Он вышел мне на встречу, встревоженный криками и беготней. Увидел меня и Волчат остановился. В прищуренных глазах нет страха за себя, но тревога за вверенных ему людей. Следом за ним из шатра выскочила старуха и девушка, кутающаяся с головой в накидку.
Малик попятился прикрывая собой женщин и девчонку.
Я, Джумани. Мы из Хучженей, предупредил нас он сверкнув глазами. Первые из кланов Благословенной земли Создателя!
Ему ни кто не ответил. Капрал, до этого бывший спокойней других, взялся за эфес. Меч вытащил не ширкнул. Беззвучно.
Здесь только женщины и дети, произнес Джумани, наблюдая за капралом.
Вскидываю руку предупреждая слова Ваянна.
Со мной Айша, нареченная Радку Хулуга…, перехватил мой взгляд малик.
Губа не дура у Хулуга. Девица справная. Бровью поведет дыхание замирает и пульс за двести подскакивает. Разглядывая Радкову избранницу отчетливо чувствую творится неладное. Будто невидимая рука сплетает судьбы присутствующих людей в одну нить. Сплетает, ладно, без узелков и огрехов, накрепко, намертво… Чудеса… Но я разуверился в чудесах. Не к добру действо. Та же рука нить эту и оборвет, не пожалеет.
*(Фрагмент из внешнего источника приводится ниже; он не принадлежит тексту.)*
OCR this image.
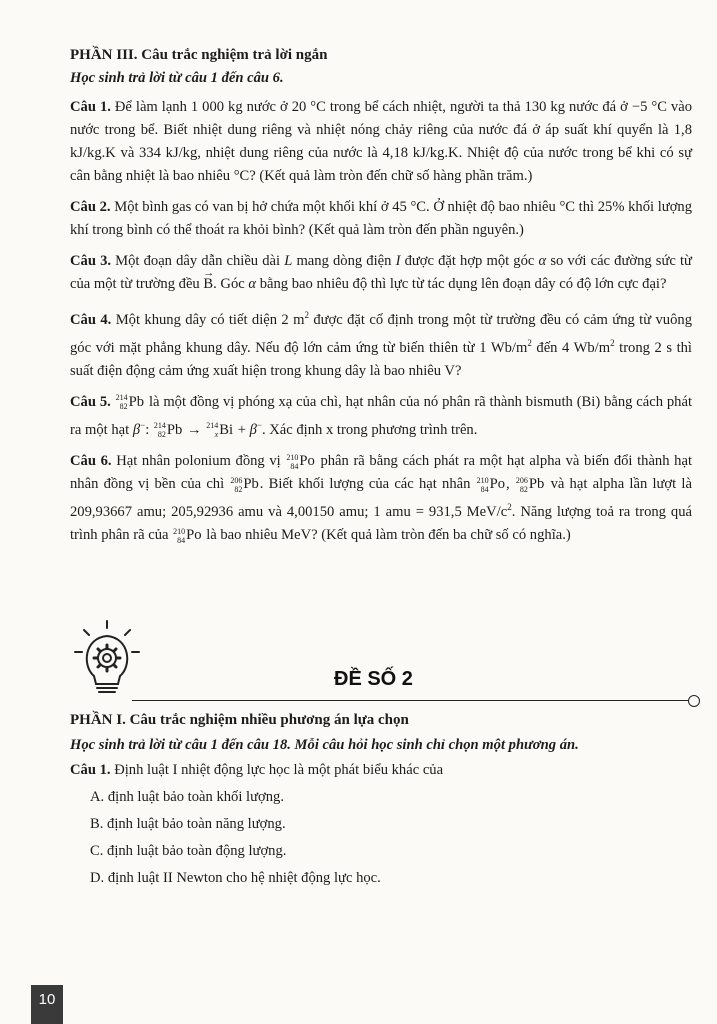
PHẦN III. Câu trắc nghiệm trả lời ngắn

Học sinh trả lời từ câu 1 đến câu 6.

Câu 1. Để làm lạnh 1 000 kg nước ở 20 °C trong bể cách nhiệt, người ta thả 130 kg nước đá ở −5 °C vào nước trong bể. Biết nhiệt dung riêng và nhiệt nóng chảy riêng của nước đá ở áp suất khí quyển là 1,8 kJ/kg.K và 334 kJ/kg, nhiệt dung riêng của nước là 4,18 kJ/kg.K. Nhiệt độ của nước trong bể khi có sự cân bằng nhiệt là bao nhiêu °C? (Kết quả làm tròn đến chữ số hàng phần trăm.)

Câu 2. Một bình gas có van bị hở chứa một khối khí ở 45 °C. Ở nhiệt độ bao nhiêu °C thì 25% khối lượng khí trong bình có thể thoát ra khỏi bình? (Kết quả làm tròn đến phần nguyên.)

Câu 3. Một đoạn dây dẫn chiều dài L mang dòng điện I được đặt hợp một góc α so với các đường sức từ của một từ trường đều → B. Góc α bằng bao nhiêu độ thì lực từ tác dụng lên đoạn dây có độ lớn cực đại?

Câu 4. Một khung dây có tiết diện 2 $m^2$ được đặt cố định trong một từ trường đều có cảm ứng từ vuông góc với mặt phẳng khung dây. Nếu độ lớn cảm ứng từ biến thiên từ 1 $Wb/m^2$ đến 4 $Wb/m^2$ trong 2 s thì suất điện động cảm ứng xuất hiện trong khung dây là bao nhiêu V?

Câu 5. 214
82 Pb là một đồng vị phóng xạ của chì, hạt nhân của nó phân rã thành bismuth (Bi) bằng cách phát ra một hạt β−: 214
82 Pb → 214
x Bi + β−. Xác định x trong phương trình trên.

Câu 6. Hạt nhân polonium đồng vị 210
84 Po phân rã bằng cách phát ra một hạt alpha và biến đổi thành hạt nhân đồng vị bền của chì 206
82 Pb . Biết khối lượng của các hạt nhân 210
84 Po , 206
82 Pb và hạt alpha lần lượt là 209,93667 amu; 205,92936 amu và 4,00150 amu; 1 amu = 931,5 MeV/$c^2$. Năng lượng toả ra trong quá trình phân rã của 210
84 Po là bao nhiêu MeV? (Kết quả làm tròn đến ba chữ số có nghĩa.)

ĐỀ SỐ 2

PHẦN I. Câu trắc nghiệm nhiều phương án lựa chọn

Học sinh trả lời từ câu 1 đến câu 18. Mỗi câu hỏi học sinh chỉ chọn một phương án.

Câu 1. Định luật I nhiệt động lực học là một phát biểu khác của

A. định luật bảo toàn khối lượng.

B. định luật bảo toàn năng lượng.

C. định luật bảo toàn động lượng.

D. định luật II Newton cho hệ nhiệt động lực học.

10
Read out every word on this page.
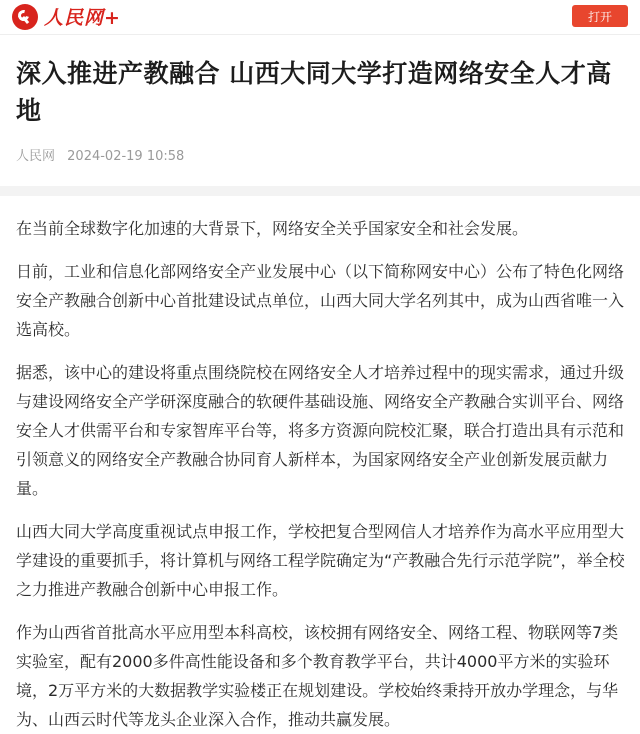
人民网+	打开
深入推进产教融合 山西大同大学打造网络安全人才高地
人民网 2024-02-19 10:58

在当前全球数字化加速的大背景下，网络安全关乎国家安全和社会发展。

日前，工业和信息化部网络安全产业发展中心（以下简称网安中心）公布了特色化网络安全产教融合创新中心首批建设试点单位，山西大同大学名列其中，成为山西省唯一入选高校。

据悉，该中心的建设将重点围绕院校在网络安全人才培养过程中的现实需求，通过升级与建设网络安全产学研深度融合的软硬件基础设施、网络安全产教融合实训平台、网络安全人才供需平台和专家智库平台等，将多方资源向院校汇聚，联合打造出具有示范和引领意义的网络安全产教融合协同育人新样本，为国家网络安全产业创新发展贡献力量。

山西大同大学高度重视试点申报工作，学校把复合型网信人才培养作为高水平应用型大学建设的重要抓手，将计算机与网络工程学院确定为“产教融合先行示范学院”，举全校之力推进产教融合创新中心申报工作。

作为山西省首批高水平应用型本科高校，该校拥有网络安全、网络工程、物联网等7类实验室，配有2000多件高性能设备和多个教育教学平台，共计4000平方米的实验环境，2万平方米的大数据教学实验楼正在规划建设。学校始终秉持开放办学理念，与华为、山西云时代等龙头企业深入合作，推动共赢发展。
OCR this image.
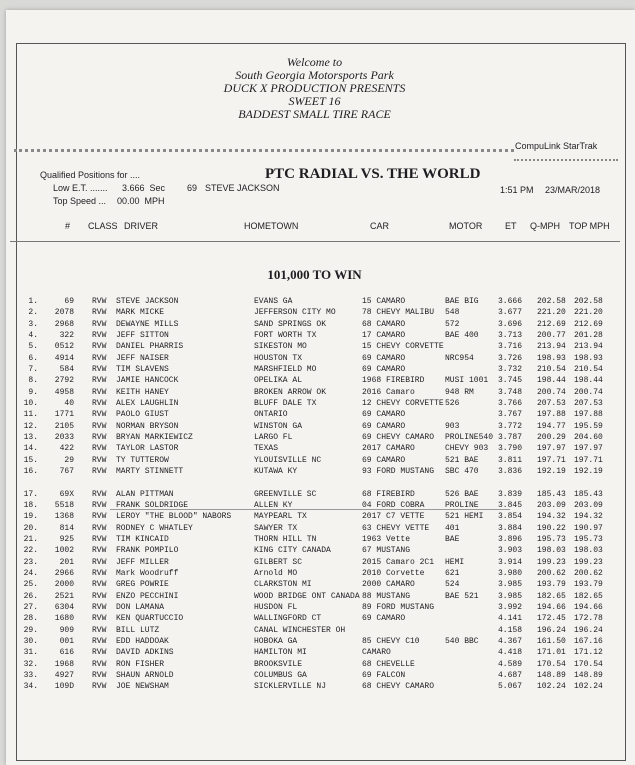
Welcome to
South Georgia Motorsports Park
DUCK X PRODUCTION PRESENTS
SWEET 16
BADDEST SMALL TIRE RACE
CompuLink StarTrak
Qualified Positions for ....
Low E.T. ....... 3.666  Sec 69 STEVE JACKSON
Top Speed ... 00.00  MPH
PTC RADIAL VS. THE WORLD
1:51 PM 23/MAR/2018
# CLASS DRIVER	HOMETOWN	CAR	MOTOR	ET Q-MPH TOP MPH
101,000 TO WIN
1.	69 RVW STEVE JACKSON	EVANS GA	15 CAMARO	BAE BIG 3.666 202.58 202.58
2.	2078 RVW MARK MICKE	JEFFERSON CITY MO	78 CHEVY MALIBU 548	3.677 221.20 221.20
3.	2968 RVW DEWAYNE MILLS	SAND SPRINGS OK	68 CAMARO	572	3.696 212.69 212.69
4.	322 RVW JEFF SITTON	FORT WORTH TX	17 CAMARO	BAE 400 3.713 200.77 201.28
5.	0512 RVW DANIEL PHARRIS	SIKESTON MO	15 CHEVY CORVETTE	3.716 213.94 213.94
6.	4914 RVW JEFF NAISER	HOUSTON TX	69 CAMARO	NRC954	3.726 198.93 198.93
7.	584 RVW TIM SLAVENS	MARSHFIELD MO	69 CAMARO	3.732 210.54 210.54
8.	2792 RVW JAMIE HANCOCK	OPELIKA AL	1968 FIREBIRD	MUSI 1001 3.745 198.44 198.44
9.	4958 RVW KEITH HANEY	BROKEN ARROW OK	2016 Camaro	948 RM	3.748 200.74 200.74
10.	40 RVW ALEX LAUGHLIN	BLUFF DALE TX	12 CHEVY CORVETTE 526	3.766 207.53 207.53
11.	1771 RVW PAOLO GIUST	ONTARIO	69 CAMARO	3.767 197.88 197.88
12.	2105 RVW NORMAN BRYSON	WINSTON GA	69 CAMARO	903	3.772 194.77 195.59
13.	2033 RVW BRYAN MARKIEWICZ	LARGO FL	69 CHEVY CAMARO PROLINE540 3.787 200.29 204.60
14.	422 RVW TAYLOR LASTOR	TEXAS	2017 CAMARO	CHEVY 903 3.790 197.97 197.97
15.	29 RVW TY TUTTEROW	YLOUISVILLE NC	69 CAMARO	521 BAE 3.811 197.71 197.71
16.	767 RVW MARTY STINNETT	KUTAWA KY	93 FORD MUSTANG SBC 470 3.836 192.19 192.19
17.	69X RVW ALAN PITTMAN	GREENVILLE SC	68 FIREBIRD	526 BAE 3.839 185.43 185.43
18.	5518 RVW FRANK SOLDRIDGE	ALLEN KY	04 FORD COBRA	PROLINE 3.845 203.09 203.09
19.	1368 RVW LEROY "THE BLOOD" NABORS	MAYPEARL TX	2017 C7 VETTE	521 HEMI 3.854 194.32 194.32
20.	814 RVW RODNEY C WHATLEY	SAWYER TX	63 CHEVY VETTE 401	3.884 190.22 190.97
21.	925 RVW TIM KINCAID	THORN HILL TN	1963 Vette	BAE	3.896 195.73 195.73
22.	1002 RVW FRANK POMPILO	KING CITY CANADA	67 MUSTANG	3.903 198.03 198.03
23.	201 RVW JEFF MILLER	GILBERT SC	2015 Camaro 2C1 HEMI	3.914 199.23 199.23
24.	2966 RVW Mark Woodruff	Arnold MO	2010 Corvette	621	3.980 200.62 200.62
25.	2000 RVW GREG POWRIE	CLARKSTON MI	2000 CAMARO	524	3.985 193.79 193.79
26.	2521 RVW ENZO PECCHINI	WOOD BRIDGE ONT CANADA 88 MUSTANG	BAE 521 3.985 182.65 182.65
27.	6304 RVW DON LAMANA	HUSDON FL	89 FORD MUSTANG	3.992 194.66 194.66
28.	1680 RVW KEN QUARTUCCIO	WALLINGFORD CT	69 CAMARO	4.141 172.45 172.78
29.	909 RVW BILL LUTZ	CANAL WINCHESTER OH	4.158 196.24 196.24
30.	001 RVW EDD HADDOAK	HOBOKA GA	85 CHEVY C10	540 BBC 4.367 161.50 167.16
31.	616 RVW DAVID ADKINS	HAMILTON MI	CAMARO	4.418 171.01 171.12
32.	1968 RVW RON FISHER	BROOKSVILE	68 CHEVELLE	4.589 170.54 170.54
33.	4927 RVW SHAUN ARNOLD	COLUMBUS GA	69 FALCON	4.687 148.89 148.89
34.	109D RVW JOE NEWSHAM	SICKLERVILLE NJ	68 CHEVY CAMARO	5.067 102.24 102.24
Айша смущаясь прикрывает лицо концом шелкового шарфа, повязанного вокруг её шеи. Быстро оглядываюсь! Чтоб тебя! Алэн! Взгляд как у прозревшего слепого. Смотрит не оторвется, боится пропустить, проглядеть, не запомнить. Эдак угораздило парня! Что ж ты рот раззявил? Своих девок мало? Узрел! Теперь искровенится душа, замутит разум, отравит сладкими обманами и несбыточными надеждами.